Judges: Graffeo
Filed Date: 4/29/1999
Status: Precedential
Modified Date: 11/1/2024
Appeal from an order of the Family Court of Franklin County (Main, Jr., J.), entered September 23, 1997, which granted petitioner’s application, in a proceeding pursuant to Family Court Act article 10, to adjudicate respondent’s children to be abused and/or neglected.
Petitioner commenced this proceeding against respondent alleging that he had sexually abused his daughter (hereinafter the child) and several of her friends. A temporary order of protection was issued on May 20, 1996 preventing respondent from having any contact with his three children after he was indicted for 14 counts of sexual abuse and three counts of endangering the welfare of a child. In June 1996, temporary custody of the child and her two brothers was granted to petitioner.

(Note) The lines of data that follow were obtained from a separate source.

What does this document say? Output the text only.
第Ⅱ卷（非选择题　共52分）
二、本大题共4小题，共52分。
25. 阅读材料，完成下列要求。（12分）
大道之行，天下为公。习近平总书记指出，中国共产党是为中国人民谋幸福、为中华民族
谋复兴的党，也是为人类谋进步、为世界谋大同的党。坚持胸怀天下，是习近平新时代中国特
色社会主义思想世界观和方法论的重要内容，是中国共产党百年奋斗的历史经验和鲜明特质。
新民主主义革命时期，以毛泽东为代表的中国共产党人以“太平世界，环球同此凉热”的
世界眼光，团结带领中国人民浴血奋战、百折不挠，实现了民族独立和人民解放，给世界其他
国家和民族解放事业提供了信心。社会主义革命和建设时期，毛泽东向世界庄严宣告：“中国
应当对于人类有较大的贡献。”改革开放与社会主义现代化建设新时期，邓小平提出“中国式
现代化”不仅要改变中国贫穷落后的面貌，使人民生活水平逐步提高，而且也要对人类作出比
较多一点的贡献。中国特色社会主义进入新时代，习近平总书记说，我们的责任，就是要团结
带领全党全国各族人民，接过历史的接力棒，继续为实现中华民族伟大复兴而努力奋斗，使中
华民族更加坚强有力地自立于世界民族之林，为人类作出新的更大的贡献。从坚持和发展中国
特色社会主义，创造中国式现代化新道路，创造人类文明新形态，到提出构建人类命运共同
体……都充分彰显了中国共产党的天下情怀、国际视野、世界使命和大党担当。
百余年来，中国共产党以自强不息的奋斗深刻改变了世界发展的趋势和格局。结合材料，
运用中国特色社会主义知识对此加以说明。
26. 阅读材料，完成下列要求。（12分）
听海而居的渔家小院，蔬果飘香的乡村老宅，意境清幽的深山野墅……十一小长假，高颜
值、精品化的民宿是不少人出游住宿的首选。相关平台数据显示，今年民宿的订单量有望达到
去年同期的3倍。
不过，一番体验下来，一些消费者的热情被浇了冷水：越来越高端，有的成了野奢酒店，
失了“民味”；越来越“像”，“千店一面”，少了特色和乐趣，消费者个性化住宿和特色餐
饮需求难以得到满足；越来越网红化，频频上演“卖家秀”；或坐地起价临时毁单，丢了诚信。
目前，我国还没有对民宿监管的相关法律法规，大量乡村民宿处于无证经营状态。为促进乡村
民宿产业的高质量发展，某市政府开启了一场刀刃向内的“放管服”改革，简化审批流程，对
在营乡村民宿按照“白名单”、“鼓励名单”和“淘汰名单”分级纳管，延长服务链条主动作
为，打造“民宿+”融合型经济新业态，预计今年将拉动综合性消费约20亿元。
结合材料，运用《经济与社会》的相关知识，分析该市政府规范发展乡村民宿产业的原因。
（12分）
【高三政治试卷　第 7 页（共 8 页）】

Respondent now appeals contending that Family Court incorrectly found the child to be an abused child. Specifically, respondent argues that the subject of his sexual abuse was not the child but, rather, another infant.
Even if we were to consider respondent’s assertions, we would reject his claim that Family Court improperly found that his conduct constituted a “sex offense” as contained in the definition of an “[a]bused child” within the purview of Family Court Act § 1012 (e) (iii). Not only was respondent indicted for the sexual abuse of the child, he admitted to committing the offense during Family Court proceedings and the disposition was made with his express approval. Therefore, contrary to respondent’s contention, the fact that respondent pleaded guilty to attempted sexual abuse in the first degree (see, Penal Law §§ 130.65, 110.00), a class E felony, rather than sexual abuse in relation to his conduct toward the child is irrelevant for the purposes of the consensual disposition in Family Court. Under these circumstances, we conclude that it was proper for Family Court to find that respondent abused the child within the meaning of Family Court Act § 1012 (e) (iii), and any alleged error in referencing the incorrect conviction was harmless (see, Matter of John F., supra, at 813; Matter of Nichole L., 213 AD2d 750, 752, Iv denied 86 NY2d 701).
Mikoll, J. P., Mercure, Crew III and Yesawich Jr., JJ., concur. Ordered that the appeal is dismissed, without costs.
. After the child’s mother failed to appear in court pursuant to a court order, a warrant for her arrest was issued but she was not located. Her attorney informed Family Court that she probably had taken the children to Florida, where her parents were granted custody of the children pursuant to a Florida Surrogate’s Court order.
. Although the record is unclear whether the sexual abuse conviction pertained to another infant while the attempted sexual abuse conviction concerned the child, neither petitioner nor the Law Guardian disputes this contention.